Grok, Elon Musk’s AI bot for his social media platform, made headlines again this week. While some of the generated content was comical to some; other outputs were far more alarming—including sexualized portrayals of minors and an admission from the bot itself that the material could constitute child sexual abuse material (CSAM) under U.S. law.
And that’s where this story begins—with a headline that looked absurd on its face.
I’ll be honest: When I chose this story, I thought I was writing about the JD Vance drag post — the kind of political absurdity that usually lands squarely in my wheelhouse. But as I dug in, it became clear that what looked like a moment of political comedy was a much darker failure: Grok generating sexualized images of minors and acknowledging that some of its outputs could qualify as CSAM. Once I understood that, the focus had to shift—away from the comedic posts circulating on X and toward the far more urgent questions of safety, accountability, and how an AI bot could turn an innocent picture into something inappropriate and potentially illegal.

But once I understood the scope of the harm, I had to look at who was responding—and who wasn’t.
At this point, no U.S. agency has stepped in—a silence that stands in stark contrast to the international response. I can’t responsibly speculate on the legality of Grok’s outputs in the United States. No federal agency—not the FTC, not the DOJ, not the FCC—has announced an investigation or even acknowledged the issue. Without that, any claim about U.S. legal exposure would be guesswork. Ethically, that’s a line I’m not willing to cross. I can’t claim clarity where U.S. agencies have offered none, but I also can’t pretend the harm isn’t real simply because the warnings are coming from abroad.
That silence becomes even harder to ignore when you look beyond U.S. borders.
International governments are treating this as a serious safety failure—even if the U.S. remains silent. As of Saturday evening, Malaysia has publicly confirmed that it is investigating Grok‑generated images after receiving complaints. India has ordered an Action Taken Report (ATR), requiring X to detail what steps xAI has taken—and plans to take—to prevent Grok from generating explicit deepfakes again, giving the platform 72 hours to respond.
France’s regulator, ARCOM, has escalated the issue further by referring Grok‑generated sexualized images of minors to prosecutors—a step that signals the outputs could potentially violate French criminal law. In France, regulators don’t refer cases to prosecutors lightly; it’s one of the strongest actions they can take without directly prosecuting the case themselves. The U.K. hasn’t taken formal action, though Alex Davies‑Jones, Minister for Victims and Violence Against Women and Girls, has called out Elon Musk and demanded intervention, noting that the U.K. is considering criminalizing sexually explicit deepfakes.
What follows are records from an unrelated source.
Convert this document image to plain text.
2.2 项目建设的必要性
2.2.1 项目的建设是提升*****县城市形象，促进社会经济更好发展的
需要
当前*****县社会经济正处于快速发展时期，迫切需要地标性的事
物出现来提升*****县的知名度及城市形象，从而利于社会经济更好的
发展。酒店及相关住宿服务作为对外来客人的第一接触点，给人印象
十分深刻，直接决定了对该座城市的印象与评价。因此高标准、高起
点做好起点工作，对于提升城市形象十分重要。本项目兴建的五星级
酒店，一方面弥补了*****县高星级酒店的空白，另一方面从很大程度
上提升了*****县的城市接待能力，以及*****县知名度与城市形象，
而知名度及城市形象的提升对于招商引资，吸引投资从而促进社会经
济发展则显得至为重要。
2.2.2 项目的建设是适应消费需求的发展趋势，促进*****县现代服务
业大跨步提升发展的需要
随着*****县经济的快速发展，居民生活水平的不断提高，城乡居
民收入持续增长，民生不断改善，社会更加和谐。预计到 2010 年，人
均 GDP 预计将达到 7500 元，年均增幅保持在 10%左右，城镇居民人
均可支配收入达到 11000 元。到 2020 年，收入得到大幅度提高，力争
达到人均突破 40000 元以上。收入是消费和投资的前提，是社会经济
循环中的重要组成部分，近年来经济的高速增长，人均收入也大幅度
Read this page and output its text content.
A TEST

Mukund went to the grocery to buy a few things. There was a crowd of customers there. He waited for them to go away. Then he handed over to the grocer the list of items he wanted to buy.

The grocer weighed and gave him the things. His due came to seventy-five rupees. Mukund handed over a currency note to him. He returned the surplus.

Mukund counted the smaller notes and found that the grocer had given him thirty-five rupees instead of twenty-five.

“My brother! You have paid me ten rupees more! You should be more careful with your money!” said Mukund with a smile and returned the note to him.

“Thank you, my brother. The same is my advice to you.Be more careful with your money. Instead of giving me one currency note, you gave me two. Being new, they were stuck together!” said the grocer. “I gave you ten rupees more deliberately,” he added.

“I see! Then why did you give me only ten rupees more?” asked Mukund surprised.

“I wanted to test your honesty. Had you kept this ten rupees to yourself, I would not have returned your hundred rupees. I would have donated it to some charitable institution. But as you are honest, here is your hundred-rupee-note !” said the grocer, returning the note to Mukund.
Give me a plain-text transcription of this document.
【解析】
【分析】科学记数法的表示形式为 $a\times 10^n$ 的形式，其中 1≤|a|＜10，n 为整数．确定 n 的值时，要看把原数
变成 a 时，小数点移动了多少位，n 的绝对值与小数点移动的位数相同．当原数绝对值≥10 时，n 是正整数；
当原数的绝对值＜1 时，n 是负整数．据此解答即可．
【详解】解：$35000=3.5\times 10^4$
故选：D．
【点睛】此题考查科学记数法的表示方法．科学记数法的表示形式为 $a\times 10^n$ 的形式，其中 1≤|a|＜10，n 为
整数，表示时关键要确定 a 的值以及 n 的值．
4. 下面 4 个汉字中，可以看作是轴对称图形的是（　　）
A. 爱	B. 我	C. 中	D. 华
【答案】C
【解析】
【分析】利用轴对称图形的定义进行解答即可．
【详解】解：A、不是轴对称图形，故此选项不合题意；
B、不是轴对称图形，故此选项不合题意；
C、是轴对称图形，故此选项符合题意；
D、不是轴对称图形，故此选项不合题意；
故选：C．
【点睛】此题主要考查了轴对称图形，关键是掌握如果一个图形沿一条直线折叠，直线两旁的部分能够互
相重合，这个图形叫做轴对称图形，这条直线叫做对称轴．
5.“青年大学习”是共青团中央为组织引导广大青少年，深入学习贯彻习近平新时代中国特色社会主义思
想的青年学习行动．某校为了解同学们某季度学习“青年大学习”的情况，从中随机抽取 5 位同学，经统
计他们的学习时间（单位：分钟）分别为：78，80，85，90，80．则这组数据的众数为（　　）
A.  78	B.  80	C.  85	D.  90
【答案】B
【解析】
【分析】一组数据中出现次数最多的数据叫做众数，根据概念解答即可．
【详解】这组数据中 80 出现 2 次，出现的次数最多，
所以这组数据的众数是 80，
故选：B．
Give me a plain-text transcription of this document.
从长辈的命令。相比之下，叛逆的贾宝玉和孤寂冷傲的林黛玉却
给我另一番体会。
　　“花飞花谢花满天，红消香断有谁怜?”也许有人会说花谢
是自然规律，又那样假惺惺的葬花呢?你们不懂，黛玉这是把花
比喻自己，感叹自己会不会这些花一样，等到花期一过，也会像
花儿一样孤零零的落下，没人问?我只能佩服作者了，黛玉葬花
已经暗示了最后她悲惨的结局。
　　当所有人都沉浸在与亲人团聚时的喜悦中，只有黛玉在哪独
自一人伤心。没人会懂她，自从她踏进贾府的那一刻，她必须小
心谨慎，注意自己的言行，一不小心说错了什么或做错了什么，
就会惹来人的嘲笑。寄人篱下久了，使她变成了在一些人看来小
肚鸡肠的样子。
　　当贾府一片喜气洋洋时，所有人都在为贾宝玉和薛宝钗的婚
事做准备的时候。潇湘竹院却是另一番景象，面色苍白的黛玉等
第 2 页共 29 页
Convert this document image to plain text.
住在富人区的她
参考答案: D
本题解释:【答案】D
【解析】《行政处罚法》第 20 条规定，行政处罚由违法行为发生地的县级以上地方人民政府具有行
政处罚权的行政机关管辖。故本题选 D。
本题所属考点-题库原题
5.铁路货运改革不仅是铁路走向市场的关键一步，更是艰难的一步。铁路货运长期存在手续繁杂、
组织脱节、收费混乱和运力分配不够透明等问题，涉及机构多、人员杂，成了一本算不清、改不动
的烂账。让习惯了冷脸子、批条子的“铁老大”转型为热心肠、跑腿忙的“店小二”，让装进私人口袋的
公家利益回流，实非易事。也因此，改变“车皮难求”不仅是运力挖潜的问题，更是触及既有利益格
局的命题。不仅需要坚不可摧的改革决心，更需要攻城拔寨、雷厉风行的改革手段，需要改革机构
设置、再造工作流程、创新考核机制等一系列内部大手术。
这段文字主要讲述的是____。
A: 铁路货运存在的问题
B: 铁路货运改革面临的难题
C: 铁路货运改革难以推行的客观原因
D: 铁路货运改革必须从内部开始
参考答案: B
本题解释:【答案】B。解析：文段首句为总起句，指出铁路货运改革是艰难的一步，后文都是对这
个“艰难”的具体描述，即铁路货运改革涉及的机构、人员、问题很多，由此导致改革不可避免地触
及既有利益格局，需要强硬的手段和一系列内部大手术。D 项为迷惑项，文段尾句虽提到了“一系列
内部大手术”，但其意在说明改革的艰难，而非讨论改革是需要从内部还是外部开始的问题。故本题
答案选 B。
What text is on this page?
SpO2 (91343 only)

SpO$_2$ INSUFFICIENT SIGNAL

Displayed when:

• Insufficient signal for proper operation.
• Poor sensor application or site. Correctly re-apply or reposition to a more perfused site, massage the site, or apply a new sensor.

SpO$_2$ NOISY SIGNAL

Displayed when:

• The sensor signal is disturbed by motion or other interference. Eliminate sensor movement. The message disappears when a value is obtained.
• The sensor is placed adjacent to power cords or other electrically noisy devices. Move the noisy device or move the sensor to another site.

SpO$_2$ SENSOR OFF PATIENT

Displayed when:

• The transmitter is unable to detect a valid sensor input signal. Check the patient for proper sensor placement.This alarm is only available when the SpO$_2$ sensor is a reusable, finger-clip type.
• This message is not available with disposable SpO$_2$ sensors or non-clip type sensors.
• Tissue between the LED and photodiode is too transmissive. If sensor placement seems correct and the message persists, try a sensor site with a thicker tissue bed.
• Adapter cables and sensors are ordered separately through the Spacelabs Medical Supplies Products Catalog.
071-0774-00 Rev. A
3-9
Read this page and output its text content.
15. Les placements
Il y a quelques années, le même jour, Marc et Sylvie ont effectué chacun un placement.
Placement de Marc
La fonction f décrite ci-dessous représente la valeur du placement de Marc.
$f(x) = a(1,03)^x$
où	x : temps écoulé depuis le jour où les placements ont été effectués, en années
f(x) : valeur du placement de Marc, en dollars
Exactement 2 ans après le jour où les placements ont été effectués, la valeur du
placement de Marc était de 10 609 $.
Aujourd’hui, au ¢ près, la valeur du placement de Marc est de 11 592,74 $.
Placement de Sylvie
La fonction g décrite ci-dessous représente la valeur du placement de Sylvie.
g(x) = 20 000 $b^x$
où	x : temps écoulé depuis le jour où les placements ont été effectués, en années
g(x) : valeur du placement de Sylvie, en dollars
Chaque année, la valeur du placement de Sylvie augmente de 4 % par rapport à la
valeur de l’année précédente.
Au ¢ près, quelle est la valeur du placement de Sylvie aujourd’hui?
And while governments abroad are escalating their scrutiny, Musk himself has remained largely quiet.
Despite international scrutiny and potential legal exposure, Musk has not issued a formal statement. Some outlets reported that he appeared to endorse an X user’s metaphor saying that blaming Grok was like blaming a pen for offensive writing, adding that anyone using Grok to generate illegal content would be held legally responsible. However, I have not been able to independently verify that reply on X or confirm whether it remains publicly visible. Grok itself has taken more public accountability than the humans behind the AI bot.
That quiet extends beyond the company, too.
While silence from regulatory agencies isn’t surprising, the silence from the U.S. political figures Grok targeted is not. Trump—a man known for volcanic responses to far smaller provocations—hasn’t said a word about being labeled a pedophile. JD Vance and Erika Kirk haven’t addressed Grok’s claim that Kirk was Vance in drag. For a platform that thrives on outrage, the quiet is almost louder than the posts themselves.
Taken together, it paints a picture that’s hard to ignore.
We’re watching AI systems evolve faster than the structures meant to keep people safe. We’re watching harm surface in real time while accountability lags behind it. And we’re watching a platform insist it’s just a “pen,” even as the ink spills everywhere.
Grok isn’t the first AI to cross a line, and it won’t be the last. But this week made one thing painfully clear: If we’re going to live with systems that can generate harm at scale, then safety can’t be an afterthought, and accountability can’t be optional. This is why when I learned about the AI-first vison for Grindr, I was filled with a heavy sense of unease. The stakes are too high, and the people most vulnerable to these failures—women, queer people, minors—deserve better than silence.
Silence won’t keep anyone safe. Accountability might.